Slam! went the door.
And the boys were gone running, running down through the ravine and up along the street gasping hot gusts of ai
r, their masks falling to be trampled until at last they stopped on Pipkin's sidewalk and looked at the far hospital and back at Pipkin's front door.
"You go, Tom, you," said Ralph.
And Tom slowly edged up to the house and put his foot on the front step and then the second step up and approached the door, afraid to knock, afraid to find the final answer about dear old Pipkin. Pipkin dead? Pipkin in a last funeral? Pipkin, Pipkin gone forever? No!
He tapped at the door.
The boys waited on the sidewalk.
The door opened. Tom went in. There was a long moment of the boys on the sidewalk standing cold and letting the wind freeze their most awful thoughts.
Well? they yelled silently in at the house, the shut door, the dark windows, well? well? What?
And then at last the door opened again, and Tom came out and stood on the porch not knowing where he was.
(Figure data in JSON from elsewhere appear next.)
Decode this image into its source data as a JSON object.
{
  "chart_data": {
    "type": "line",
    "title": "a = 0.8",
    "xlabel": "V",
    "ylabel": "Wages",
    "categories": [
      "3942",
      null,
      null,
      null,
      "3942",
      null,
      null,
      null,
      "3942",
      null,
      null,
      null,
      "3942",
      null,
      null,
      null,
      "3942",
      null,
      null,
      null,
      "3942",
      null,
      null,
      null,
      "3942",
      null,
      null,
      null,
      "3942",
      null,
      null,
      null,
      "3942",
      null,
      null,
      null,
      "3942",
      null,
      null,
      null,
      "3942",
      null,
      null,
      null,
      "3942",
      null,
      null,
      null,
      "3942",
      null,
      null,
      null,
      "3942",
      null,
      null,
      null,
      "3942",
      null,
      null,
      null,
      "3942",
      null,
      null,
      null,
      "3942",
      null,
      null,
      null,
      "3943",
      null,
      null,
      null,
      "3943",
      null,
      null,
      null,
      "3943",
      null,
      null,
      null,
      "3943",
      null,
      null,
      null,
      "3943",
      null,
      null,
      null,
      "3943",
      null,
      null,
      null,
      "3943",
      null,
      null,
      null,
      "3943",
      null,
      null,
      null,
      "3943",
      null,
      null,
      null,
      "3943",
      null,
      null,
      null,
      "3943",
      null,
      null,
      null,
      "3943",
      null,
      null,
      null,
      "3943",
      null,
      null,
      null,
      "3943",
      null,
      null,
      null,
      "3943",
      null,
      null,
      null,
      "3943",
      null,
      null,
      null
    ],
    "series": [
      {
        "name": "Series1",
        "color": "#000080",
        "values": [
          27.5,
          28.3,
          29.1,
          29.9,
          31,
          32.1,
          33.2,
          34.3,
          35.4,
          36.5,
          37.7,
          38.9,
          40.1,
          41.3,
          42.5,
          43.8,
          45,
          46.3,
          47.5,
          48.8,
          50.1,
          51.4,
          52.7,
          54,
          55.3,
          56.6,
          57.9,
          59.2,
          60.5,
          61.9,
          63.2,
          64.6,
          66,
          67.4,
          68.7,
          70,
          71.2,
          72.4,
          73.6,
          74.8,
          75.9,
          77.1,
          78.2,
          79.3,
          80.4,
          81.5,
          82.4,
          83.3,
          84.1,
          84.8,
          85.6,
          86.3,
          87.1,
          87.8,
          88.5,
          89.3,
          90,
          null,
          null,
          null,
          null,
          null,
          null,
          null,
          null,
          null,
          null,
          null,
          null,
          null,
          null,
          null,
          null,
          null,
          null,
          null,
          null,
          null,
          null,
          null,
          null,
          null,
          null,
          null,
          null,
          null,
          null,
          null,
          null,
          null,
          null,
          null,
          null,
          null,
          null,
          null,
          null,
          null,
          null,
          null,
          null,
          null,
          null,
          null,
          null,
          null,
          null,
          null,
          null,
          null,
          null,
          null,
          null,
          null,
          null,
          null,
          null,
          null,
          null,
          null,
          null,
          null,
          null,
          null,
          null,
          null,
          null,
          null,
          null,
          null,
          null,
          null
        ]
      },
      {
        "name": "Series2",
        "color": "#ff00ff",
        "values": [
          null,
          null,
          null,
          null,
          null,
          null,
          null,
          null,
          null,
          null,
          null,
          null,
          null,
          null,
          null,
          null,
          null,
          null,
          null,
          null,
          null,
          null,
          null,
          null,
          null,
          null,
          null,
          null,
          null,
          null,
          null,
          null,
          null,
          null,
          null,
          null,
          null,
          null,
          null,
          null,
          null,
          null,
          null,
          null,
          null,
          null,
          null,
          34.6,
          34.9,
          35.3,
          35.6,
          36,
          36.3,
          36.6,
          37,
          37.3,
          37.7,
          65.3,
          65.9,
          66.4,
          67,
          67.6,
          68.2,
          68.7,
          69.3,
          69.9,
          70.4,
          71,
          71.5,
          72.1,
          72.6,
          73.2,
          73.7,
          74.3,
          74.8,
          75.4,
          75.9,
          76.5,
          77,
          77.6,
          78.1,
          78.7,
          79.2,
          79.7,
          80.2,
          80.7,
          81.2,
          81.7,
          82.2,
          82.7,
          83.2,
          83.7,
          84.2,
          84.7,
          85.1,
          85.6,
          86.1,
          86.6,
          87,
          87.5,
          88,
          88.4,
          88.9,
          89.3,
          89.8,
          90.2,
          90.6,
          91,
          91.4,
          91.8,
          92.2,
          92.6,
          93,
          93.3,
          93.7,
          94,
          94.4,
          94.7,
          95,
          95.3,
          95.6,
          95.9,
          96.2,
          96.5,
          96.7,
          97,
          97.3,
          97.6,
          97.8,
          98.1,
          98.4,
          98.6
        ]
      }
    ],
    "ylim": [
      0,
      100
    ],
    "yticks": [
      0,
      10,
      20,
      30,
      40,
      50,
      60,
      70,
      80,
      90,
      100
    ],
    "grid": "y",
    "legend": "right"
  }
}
Then Tom looked up and saw his friends waiting for him a million miles off.
Tom leaped off the porch, yelling.
"Oh gosh, oh gosh, oh, Gosh!"
He ran along the sidewalk, shrieking: "He's okay, he's all right, he's okay! Pipkin's in the hospital! took his appendix out at nine tonight! got it just in time! doctor says he's great!"
"Pipkin--?"
"Hospital--?"
"Great--?"
The air jumped out as if each had been punched in the stomach. Then the air went in and out again in a great rave, a yell, a ragged shout of triumph.
"Pipkin, oh, Pipkin, Pip!"
And the boys stood on Pipkin's lawn and the sidewalk in front of Pipkin's porch and house and looked with numb curiosity at each other as their smiles spread and their eyes watered and they yelled and the happy tears ran down their cheeks.
"Oh, boy, boy oh boy, oh boy oh boy," said Tom, exhausted, and weeping with happiness.
"You can say that again," said someone, and they all said it again.
And they all stood there and had a fine happy cry.
And since the whole night was turning soupy with tears, Tom looked around and revved them up. "Look at Pipkin's house. Don't it look awful? Tell you what we do--!"
And they ran and each came back carrying a lit pumpkin and lined them up on Pipkin's porch rail where they smiled outrageous smiles to wait for Pipkin to come home.
And they stood on the lawn and looked at the lovely sight of all those smiles, their costumes tattered upon their arms and shoulders and legs, and the greasepaint dripped and running on their faces, and a great wondrous happy tiredness gathering in their eyelids and arms and feet, but not wanting to go yet.